US 4607193 A
A very thin layer of highly textured carbon is applied to a copper surface by a triode sputtering process. A carbon target 10 and a copper substrate 12 are simultaneously exposed to an argon plasma 14 in a vacuum chamber.
The resulting carbon surface is characterized by a dense, random array of needle-like spires or peaks which extend perpendicularly from the copper surface.

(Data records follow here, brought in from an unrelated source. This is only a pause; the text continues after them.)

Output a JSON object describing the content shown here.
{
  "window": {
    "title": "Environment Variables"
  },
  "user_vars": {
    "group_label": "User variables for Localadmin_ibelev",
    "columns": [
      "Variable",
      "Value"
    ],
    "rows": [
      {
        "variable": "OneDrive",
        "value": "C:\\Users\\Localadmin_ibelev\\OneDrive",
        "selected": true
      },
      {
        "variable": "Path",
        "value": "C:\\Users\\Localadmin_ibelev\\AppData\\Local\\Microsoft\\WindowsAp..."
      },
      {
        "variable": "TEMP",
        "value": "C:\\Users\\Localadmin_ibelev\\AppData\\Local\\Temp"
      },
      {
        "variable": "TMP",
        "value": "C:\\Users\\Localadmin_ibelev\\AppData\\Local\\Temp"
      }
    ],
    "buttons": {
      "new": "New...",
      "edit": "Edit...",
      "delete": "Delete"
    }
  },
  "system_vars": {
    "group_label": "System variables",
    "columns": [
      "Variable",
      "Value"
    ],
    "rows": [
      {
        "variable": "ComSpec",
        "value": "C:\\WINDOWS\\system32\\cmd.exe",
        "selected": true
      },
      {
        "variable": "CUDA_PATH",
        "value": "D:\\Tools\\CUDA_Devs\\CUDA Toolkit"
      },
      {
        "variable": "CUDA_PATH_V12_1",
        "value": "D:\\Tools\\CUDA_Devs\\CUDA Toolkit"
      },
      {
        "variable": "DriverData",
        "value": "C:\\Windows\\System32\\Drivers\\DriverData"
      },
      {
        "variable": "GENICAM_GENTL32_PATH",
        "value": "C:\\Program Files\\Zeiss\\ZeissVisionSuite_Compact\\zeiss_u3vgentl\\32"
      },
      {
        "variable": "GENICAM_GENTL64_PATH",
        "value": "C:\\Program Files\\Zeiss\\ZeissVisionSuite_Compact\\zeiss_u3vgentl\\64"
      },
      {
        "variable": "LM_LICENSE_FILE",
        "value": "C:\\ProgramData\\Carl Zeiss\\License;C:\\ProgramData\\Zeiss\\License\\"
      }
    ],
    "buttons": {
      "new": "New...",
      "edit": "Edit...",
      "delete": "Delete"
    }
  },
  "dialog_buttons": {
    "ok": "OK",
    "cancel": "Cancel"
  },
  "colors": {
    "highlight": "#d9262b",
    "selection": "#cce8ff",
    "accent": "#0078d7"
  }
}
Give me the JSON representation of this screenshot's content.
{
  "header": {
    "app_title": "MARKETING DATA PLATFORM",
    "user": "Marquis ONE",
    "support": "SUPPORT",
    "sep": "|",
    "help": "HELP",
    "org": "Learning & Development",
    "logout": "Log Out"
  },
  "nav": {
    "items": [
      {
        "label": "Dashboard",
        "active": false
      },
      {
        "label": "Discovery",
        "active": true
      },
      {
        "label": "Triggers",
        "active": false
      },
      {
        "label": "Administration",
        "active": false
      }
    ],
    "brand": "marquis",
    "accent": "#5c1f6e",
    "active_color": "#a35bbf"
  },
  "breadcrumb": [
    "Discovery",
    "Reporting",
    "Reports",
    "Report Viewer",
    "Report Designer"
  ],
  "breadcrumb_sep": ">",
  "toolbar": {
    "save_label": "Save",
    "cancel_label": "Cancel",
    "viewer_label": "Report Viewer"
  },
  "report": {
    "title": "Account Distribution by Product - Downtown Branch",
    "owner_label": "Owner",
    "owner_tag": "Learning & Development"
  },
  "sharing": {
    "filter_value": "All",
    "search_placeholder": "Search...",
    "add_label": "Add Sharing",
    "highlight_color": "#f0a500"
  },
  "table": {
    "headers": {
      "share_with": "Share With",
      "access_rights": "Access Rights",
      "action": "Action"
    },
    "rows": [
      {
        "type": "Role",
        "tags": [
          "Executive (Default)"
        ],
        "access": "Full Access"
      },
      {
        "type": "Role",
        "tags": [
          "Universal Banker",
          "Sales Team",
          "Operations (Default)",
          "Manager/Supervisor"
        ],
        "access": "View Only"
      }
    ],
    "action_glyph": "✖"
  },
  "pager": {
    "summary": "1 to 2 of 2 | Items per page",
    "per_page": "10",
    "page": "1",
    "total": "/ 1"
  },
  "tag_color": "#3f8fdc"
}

The coated copper is especially useful for electrode plates in multistage depressed collectors.
1. A method of producing a textured carbon surface on a copper substrate comprising the steps of
mounting said substrate and a carbon target in a vacuum environment of about 2×10-5 torr,
simultaneously bombarding both said substrate and said target with a beam of ions having energies between about 1000 eV and about 1500 eV and an ion beam current density between about 4.0 mA/cm2 and about 10 mA/cm2, and
maintaining said substrate and said carbon target at the same electrical potential relative to said ion beam during said bombardment.
2. A method of producing a textured carbon surface as claimed in claim 1 wherein said substrate and said target are simultaneously exposed to a xenon ion beam.

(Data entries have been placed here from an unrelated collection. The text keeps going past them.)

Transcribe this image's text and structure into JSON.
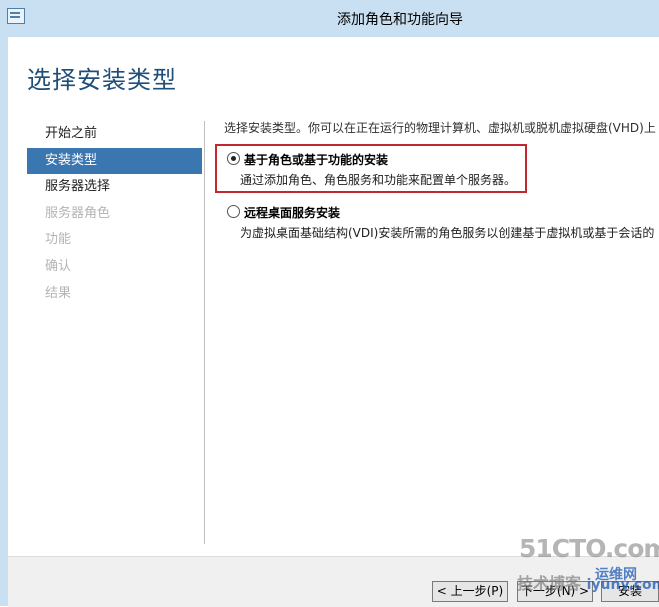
{
  "window": {
    "title": "添加角色和功能向导"
  },
  "page_title": "选择安装类型",
  "nav": {
    "items": [
      {
        "label": "开始之前",
        "state": "normal"
      },
      {
        "label": "安装类型",
        "state": "selected"
      },
      {
        "label": "服务器选择",
        "state": "normal"
      },
      {
        "label": "服务器角色",
        "state": "disabled"
      },
      {
        "label": "功能",
        "state": "disabled"
      },
      {
        "label": "确认",
        "state": "disabled"
      },
      {
        "label": "结果",
        "state": "disabled"
      }
    ]
  },
  "content": {
    "description": "选择安装类型。你可以在正在运行的物理计算机、虚拟机或脱机虚拟硬盘(VHD)上",
    "options": [
      {
        "label": "基于角色或基于功能的安装",
        "description": "通过添加角色、角色服务和功能来配置单个服务器。",
        "selected": true
      },
      {
        "label": "远程桌面服务安装",
        "description": "为虚拟桌面基础结构(VDI)安装所需的角色服务以创建基于虚拟机或基于会话的",
        "selected": false
      }
    ]
  },
  "buttons": {
    "previous": "< 上一步(P)",
    "next": "下一步(N) >",
    "install": "安装"
  },
  "watermark": {
    "brand": "51CTO.com",
    "subtitle": "技术博客",
    "site": "iyunv.com",
    "net": "运维网"
  },
  "colors": {
    "titlebar": "#c9e0f2",
    "selected_nav": "#3a76b0",
    "highlight_border": "#c0282e",
    "heading": "#1f4e79"
  }
}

3. A method of producing a textured carbon surface as claimed in claim 1 wherein said substrate and said target are simultaneously exposed to an argon ion beam.
4. Method of producing a textured carbon surface as claimed in claim 3 wherein the argon ion beam has a current density of about 5.0 mA/cm2 at an accelerating potential of about 1500 V dc.

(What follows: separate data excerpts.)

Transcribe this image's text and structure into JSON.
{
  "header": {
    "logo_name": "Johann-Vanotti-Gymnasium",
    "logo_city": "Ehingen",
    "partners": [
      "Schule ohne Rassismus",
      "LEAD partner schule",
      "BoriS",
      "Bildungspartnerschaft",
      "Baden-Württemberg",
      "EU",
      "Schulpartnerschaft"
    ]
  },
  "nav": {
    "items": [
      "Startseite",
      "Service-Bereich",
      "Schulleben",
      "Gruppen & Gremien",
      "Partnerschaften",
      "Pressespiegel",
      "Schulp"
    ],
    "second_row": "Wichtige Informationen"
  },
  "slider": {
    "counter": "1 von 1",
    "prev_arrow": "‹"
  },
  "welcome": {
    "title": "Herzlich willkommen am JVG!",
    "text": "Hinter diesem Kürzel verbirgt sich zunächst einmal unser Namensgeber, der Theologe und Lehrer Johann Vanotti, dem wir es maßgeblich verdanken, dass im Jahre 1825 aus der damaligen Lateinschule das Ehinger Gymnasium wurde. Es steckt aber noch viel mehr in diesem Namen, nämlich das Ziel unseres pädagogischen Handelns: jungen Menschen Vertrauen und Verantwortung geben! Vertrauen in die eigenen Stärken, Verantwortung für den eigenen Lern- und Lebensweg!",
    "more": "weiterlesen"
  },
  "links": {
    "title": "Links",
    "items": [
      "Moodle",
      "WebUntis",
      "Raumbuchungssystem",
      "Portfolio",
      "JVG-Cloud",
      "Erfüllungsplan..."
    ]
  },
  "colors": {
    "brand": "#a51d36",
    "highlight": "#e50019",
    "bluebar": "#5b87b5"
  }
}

5. A method of producing a textured carbon surface as claimed in claim 4 wherein said substrate and said target are simultaneously sputtered for about three hours.
6. Apparatus for producing a textured carbon surface on a copper substrate comprising
means for providing a low pressure environment about said substrate,
means for furnishing a beam of ions having energies between about 1000 eV and about 1500 eV in said low pressure environment,
means for mounting said substrate in said ion beam,
a carbon target mounted in said ion beam adjacent to a surface of said substrate, and
means for maintaining said substrate and said target at the same electrical potential relative to said ion beam.
7. Apparatus as claimed in claim 6 including an electron bombardment ion source for furnishing a beam of xenon ions.
8. Apparatus as claimed in claim 6 including an electron bombardment ion source for furnishing a beam of argon ions.
9. Apparatus as claimed in claim 8 wherein said argon ion beam has a current density between about 4.0 mA/cm2 to about 10 mA/cm2.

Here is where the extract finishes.